Class LocationTextExtractionStrategy

    • Field Detail

      • DUMP_STATE

        private static boolean DUMP_STATE
        set to true for debugging
      • locationalResult

        private final java.util.List<TextChunk> locationalResult
        a summary of all found text
      • useActualText

        private boolean useActualText
      • rightToLeftRunDirection

        private boolean rightToLeftRunDirection
    • Constructor Detail

      • LocationTextExtractionStrategy

        public LocationTextExtractionStrategy()
        Creates a new text extraction renderer.
      • LocationTextExtractionStrategy

        public LocationTextExtractionStrategy​(LocationTextExtractionStrategy.ITextChunkLocationStrategy strat)
        Creates a new text extraction renderer, with a custom strategy for creating new TextChunkLocation objects based on the input of the TextRenderInfo.
        Parameters:
        strat - the custom strategy
    • Method Detail

      • setUseActualText

        public LocationTextExtractionStrategy setUseActualText​(boolean useActualText)
        Changes the behavior of text extraction so that if the parameter is set to true, /ActualText marked content property will be used instead of raw decoded bytes. Beware: the logic is not stable yet.
        Parameters:
        useActualText - true to use /ActualText, false otherwise
        Returns:
        this object
      • setRightToLeftRunDirection

        public LocationTextExtractionStrategy setRightToLeftRunDirection​(boolean rightToLeftRunDirection)
        Sets if text flows from left to right or from right to left. Call this method with true argument for extracting Arabic, Hebrew or other text with right-to-left writing direction.
        Parameters:
        rightToLeftRunDirection - value specifying whether the direction should be right to left
        Returns:
        this object
      • isUseActualText

        public boolean isUseActualText()
        Gets the value of the property which determines if /ActualText will be used when extracting the text
        Returns:
        true if /ActualText value is used, false otherwise
      • eventOccurred

        public void eventOccurred​(IEventData data,
                                  EventType type)
        Description copied from interface: IEventListener
        Called when some event occurs during parsing a content stream.
        Specified by:
        eventOccurred in interface IEventListener
        Parameters:
        data - Combines the data required for processing corresponding event type.
        type - Event type.
      • getSupportedEvents

        public java.util.Set<EventType> getSupportedEvents()
        Description copied from interface: IEventListener
        Provides the set of event types this listener supports.

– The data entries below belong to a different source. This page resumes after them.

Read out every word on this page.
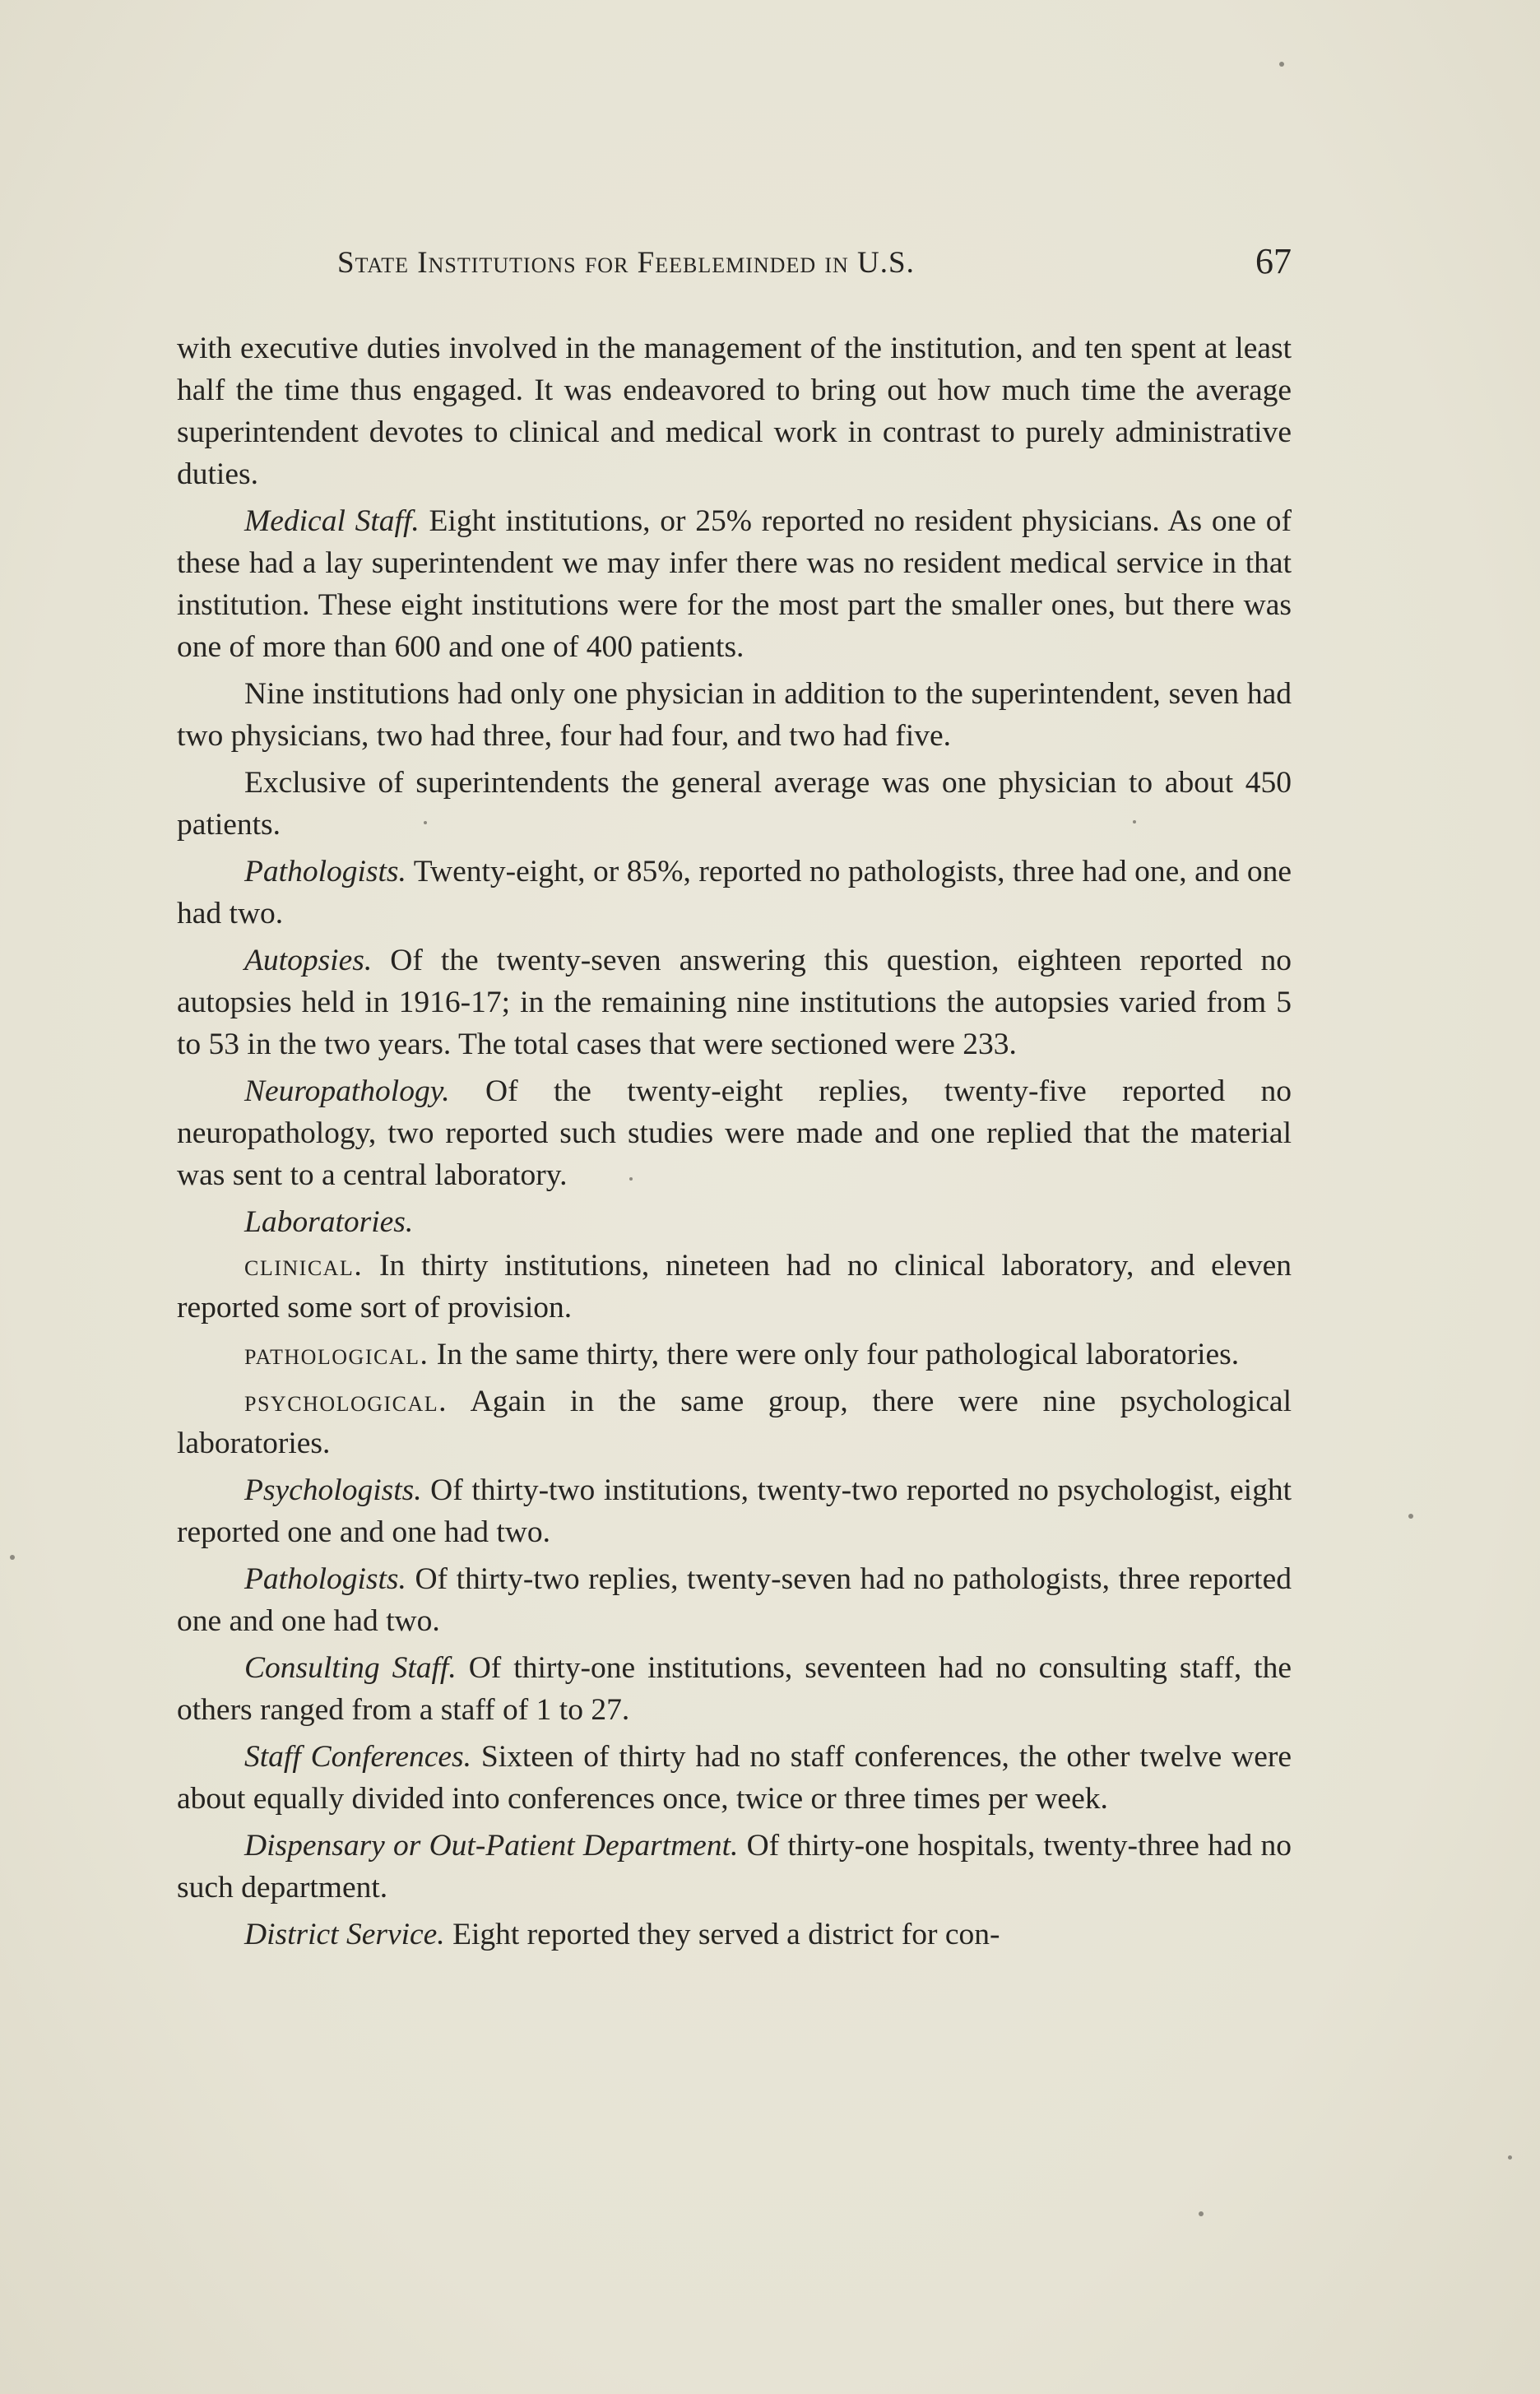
State Institutions for Feebleminded in U.S.	67

with executive duties involved in the management of the institution, and ten spent at least half the time thus engaged. It was endeavored to bring out how much time the average superintendent devotes to clinical and medical work in contrast to purely administrative duties.

Medical Staff. Eight institutions, or 25% reported no resident physicians. As one of these had a lay superintendent we may infer there was no resident medical service in that institution. These eight institutions were for the most part the smaller ones, but there was one of more than 600 and one of 400 patients.

Nine institutions had only one physician in addition to the superintendent, seven had two physicians, two had three, four had four, and two had five.

Exclusive of superintendents the general average was one physician to about 450 patients.

Pathologists. Twenty-eight, or 85%, reported no pathologists, three had one, and one had two.

Autopsies. Of the twenty-seven answering this question, eighteen reported no autopsies held in 1916-17; in the remaining nine institutions the autopsies varied from 5 to 53 in the two years. The total cases that were sectioned were 233.

Neuropathology. Of the twenty-eight replies, twenty-five reported no neuropathology, two reported such studies were made and one replied that the material was sent to a central laboratory.

Laboratories.

clinical. In thirty institutions, nineteen had no clinical laboratory, and eleven reported some sort of provision.

pathological. In the same thirty, there were only four pathological laboratories.

psychological. Again in the same group, there were nine psychological laboratories.

Psychologists. Of thirty-two institutions, twenty-two reported no psychologist, eight reported one and one had two.

Pathologists. Of thirty-two replies, twenty-seven had no pathologists, three reported one and one had two.

Consulting Staff. Of thirty-one institutions, seventeen had no consulting staff, the others ranged from a staff of 1 to 27.

Staff Conferences. Sixteen of thirty had no staff conferences, the other twelve were about equally divided into conferences once, twice or three times per week.

Dispensary or Out-Patient Department. Of thirty-one hospitals, twenty-three had no such department.

District Service. Eight reported they served a district for con-
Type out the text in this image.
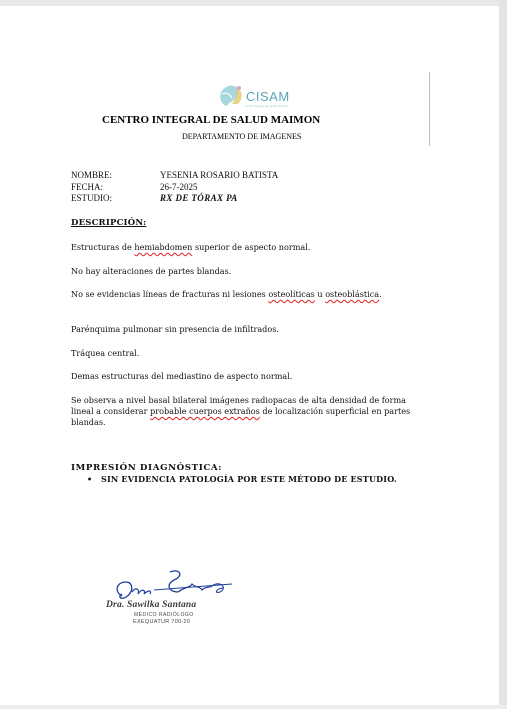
CISAM
centro integral de salud maimon
CENTRO INTEGRAL DE SALUD MAIMON
DEPARTAMENTO DE IMAGENES
NOMBRE:	YESENIA ROSARIO BATISTA
FECHA:	26-7-2025
ESTUDIO:	RX DE TÓRAX PA
DESCRIPCIÓN:
Estructuras de hemiabdomen superior de aspecto normal.
No hay alteraciones de partes blandas.
No se evidencias líneas de fracturas ni lesiones osteolíticas u osteoblástica.
Parénquima pulmonar sin presencia de infiltrados.
Tráquea central.
Demas estructuras del mediastino de aspecto normal.
Se observa a nivel basal bilateral imágenes radiopacas de alta densidad de forma lineal a considerar probable cuerpos extraños de localización superficial en partes blandas.
IMPRESIÓN DIAGNÓSTICA:
• SIN EVIDENCIA PATOLOGÍA POR ESTE MÉTODO DE ESTUDIO.
Dra. Sawilka Santana
MÉDICO RADIÓLOGO
EXEQUATUR 700-20
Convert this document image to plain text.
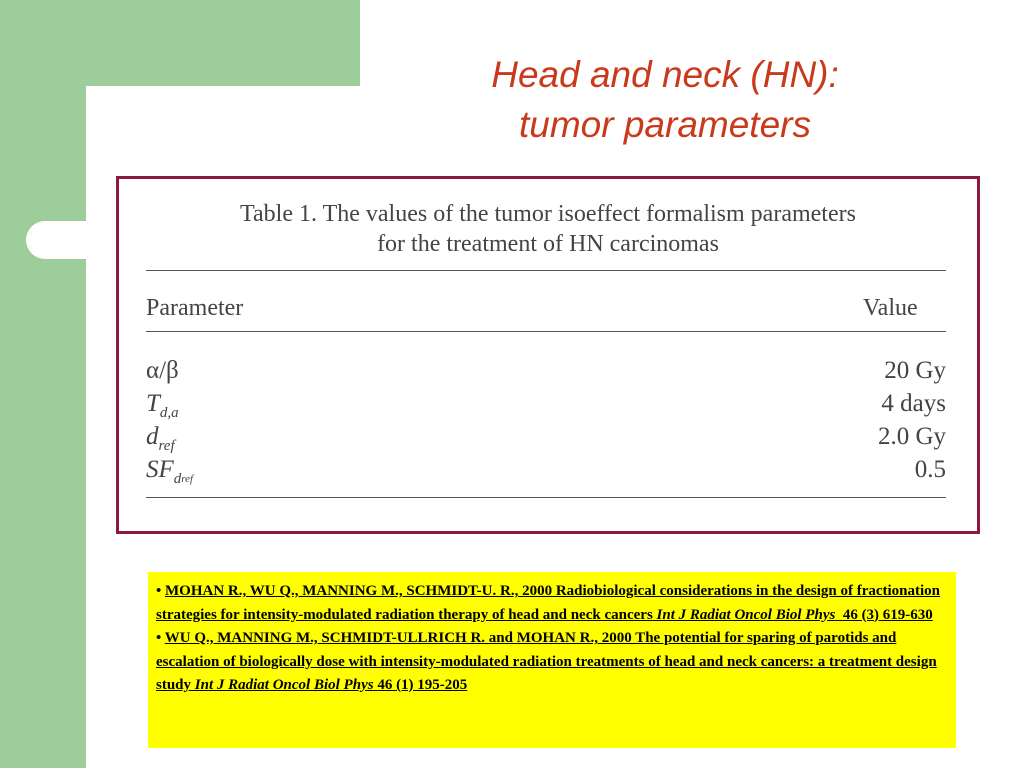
Head and neck (HN):
tumor parameters
Table 1. The values of the tumor isoeffect formalism parameters
for the treatment of HN carcinomas
Parameter	Value
α/β	20 Gy
$T_{d,a}$	4 days
$d_{ref}$	2.0 Gy
$SF_{dref}$	0.5

• MOHAN R., WU Q., MANNING M., SCHMIDT-U. R., 2000 Radiobiological considerations in the design of fractionation strategies for intensity-modulated radiation therapy of head and neck cancers Int J Radiat Oncol Biol Phys 46 (3) 619-630

• WU Q., MANNING M., SCHMIDT-ULLRICH R. and MOHAN R., 2000 The potential for sparing of parotids and escalation of biologically dose with intensity-modulated radiation treatments of head and neck cancers: a treatment design study Int J Radiat Oncol Biol Phys 46 (1) 195-205
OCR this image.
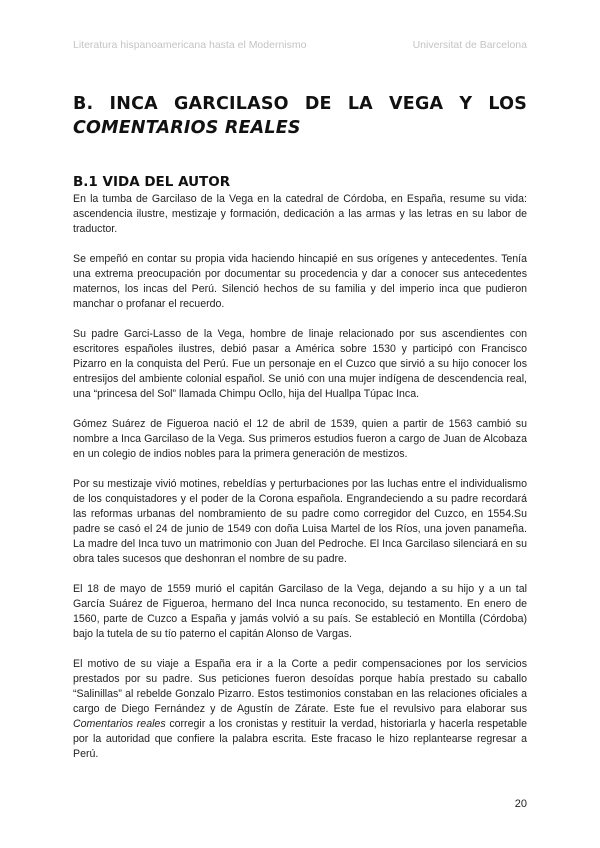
Literatura hispanoamericana hasta el Modernismo	Universitat de Barcelona
B. INCA GARCILASO DE LA VEGA Y LOS
COMENTARIOS REALES
B.1 VIDA DEL AUTOR

En la tumba de Garcilaso de la Vega en la catedral de Córdoba, en España, resume su vida: ascendencia ilustre, mestizaje y formación, dedicación a las armas y las letras en su labor de traductor.

Se empeñó en contar su propia vida haciendo hincapié en sus orígenes y antecedentes. Tenía una extrema preocupación por documentar su procedencia y dar a conocer sus antecedentes maternos, los incas del Perú. Silenció hechos de su familia y del imperio inca que pudieron manchar o profanar el recuerdo.

Su padre Garci-Lasso de la Vega, hombre de linaje relacionado por sus ascendientes con escritores españoles ilustres, debió pasar a América sobre 1530 y participó con Francisco Pizarro en la conquista del Perú. Fue un personaje en el Cuzco que sirvió a su hijo conocer los entresijos del ambiente colonial español. Se unió con una mujer indígena de descendencia real, una “princesa del Sol” llamada Chimpu Ocllo, hija del Huallpa Túpac Inca.

Gómez Suárez de Figueroa nació el 12 de abril de 1539, quien a partir de 1563 cambió su nombre a Inca Garcilaso de la Vega. Sus primeros estudios fueron a cargo de Juan de Alcobaza en un colegio de indios nobles para la primera generación de mestizos.

Por su mestizaje vivió motines, rebeldías y perturbaciones por las luchas entre el individualismo de los conquistadores y el poder de la Corona española. Engrandeciendo a su padre recordará las reformas urbanas del nombramiento de su padre como corregidor del Cuzco, en 1554.Su padre se casó el 24 de junio de 1549 con doña Luisa Martel de los Ríos, una joven panameña. La madre del Inca tuvo un matrimonio con Juan del Pedroche. El Inca Garcilaso silenciará en su obra tales sucesos que deshonran el nombre de su padre.

El 18 de mayo de 1559 murió el capitán Garcilaso de la Vega, dejando a su hijo y a un tal García Suárez de Figueroa, hermano del Inca nunca reconocido, su testamento. En enero de 1560, parte de Cuzco a España y jamás volvió a su país. Se estableció en Montilla (Córdoba) bajo la tutela de su tío paterno el capitán Alonso de Vargas.

El motivo de su viaje a España era ir a la Corte a pedir compensaciones por los servicios prestados por su padre. Sus peticiones fueron desoídas porque había prestado su caballo “Salinillas” al rebelde Gonzalo Pizarro. Estos testimonios constaban en las relaciones oficiales a cargo de Diego Fernández y de Agustín de Zárate. Este fue el revulsivo para elaborar sus Comentarios reales corregir a los cronistas y restituir la verdad, historiarla y hacerla respetable por la autoridad que confiere la palabra escrita. Este fracaso le hizo replantearse regresar a Perú.

20
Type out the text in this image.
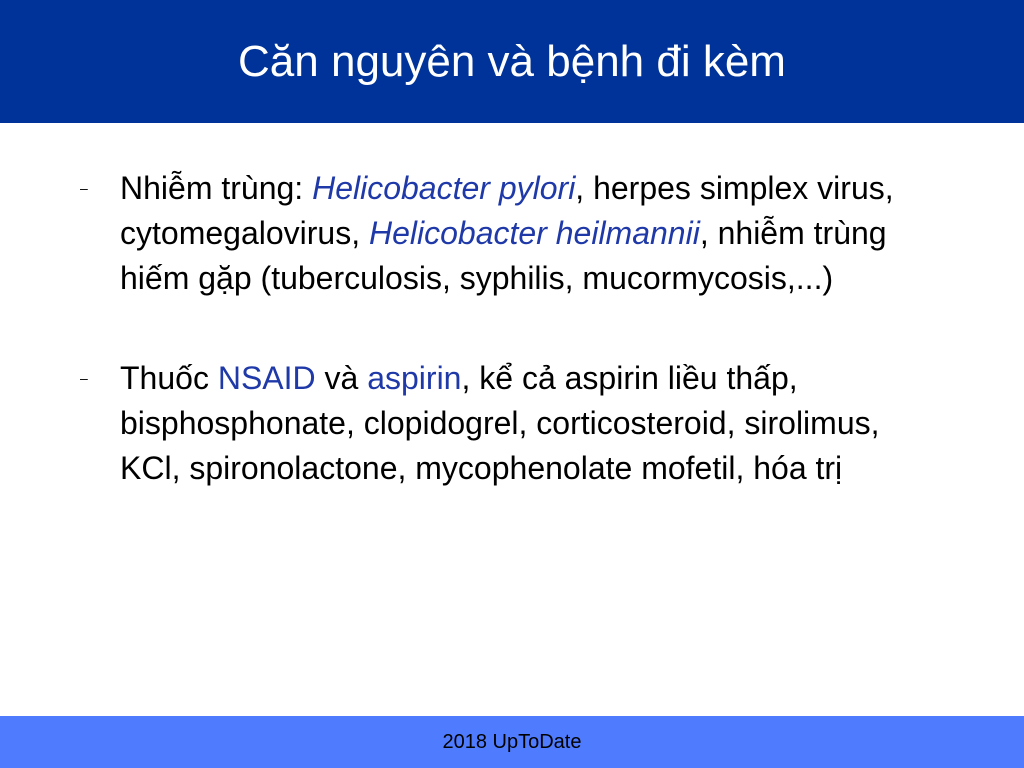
Căn nguyên và bệnh đi kèm
– Nhiễm trùng: Helicobacter pylori, herpes simplex virus, cytomegalovirus, Helicobacter heilmannii, nhiễm trùng hiếm gặp (tuberculosis, syphilis, mucormycosis,...)
– Thuốc NSAID và aspirin, kể cả aspirin liều thấp, bisphosphonate, clopidogrel, corticosteroid, sirolimus, KCl, spironolactone, mycophenolate mofetil, hóa trị
2018 UpToDate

Returns null if all possible event types are supported.
        Specified by:
        getSupportedEvents in interface IEventListener
        Returns:
        Set of event types supported by this listener or null if all possible event types are supported.
      • isChunkAtWordBoundary

        protected boolean isChunkAtWordBoundary​(TextChunk chunk,
                                                TextChunk previousChunk)
        Determines if a space character should be inserted between a previous chunk and the current chunk. This method is exposed as a callback so subclasses can fine time the algorithm for determining whether a space should be inserted or not. By default, this method will insert a space if the there is a gap of more than half the font space character width between the end of the previous chunk and the beginning of the current chunk. It will also indicate that a space is needed if the starting point of the new chunk appears *before* the end of the previous chunk (i.e. overlapping text).
        Parameters:
        chunk - the new chunk being evaluated
        previousChunk - the chunk that appeared immediately before the current chunk
        Returns:
        true if the two chunks represent different words (i.e. should have a space between them). False otherwise.
      • startsWithSpace

        private boolean startsWithSpace​(java.lang.String str)
        Checks if the string starts with a space character, false if the string is empty or starts with a non-space character.
        Parameters:
        str - the string to be checked
        Returns:
        true if the string starts with a space character, false if the string is empty or starts with a non-space character
      • endsWithSpace

        private boolean endsWithSpace​(java.lang.String str)
        Checks if the string ends with a space character, false if the string is empty or ends with a non-space character
        Parameters:
        str - the string to be checked
        Returns:
        true if the string ends with a space character, false if the string is empty or ends with a non-space character
      • dumpState

        private void dumpState()
        Used for debugging only
      • findLastTagWithActualText

        private CanvasTag findLastTagWithActualText​(java.util.List<CanvasTag> canvasTagHierarchy)
      • sortWithMarks

        private void sortWithMarks​(java.util.List<TextChunk> textChunks)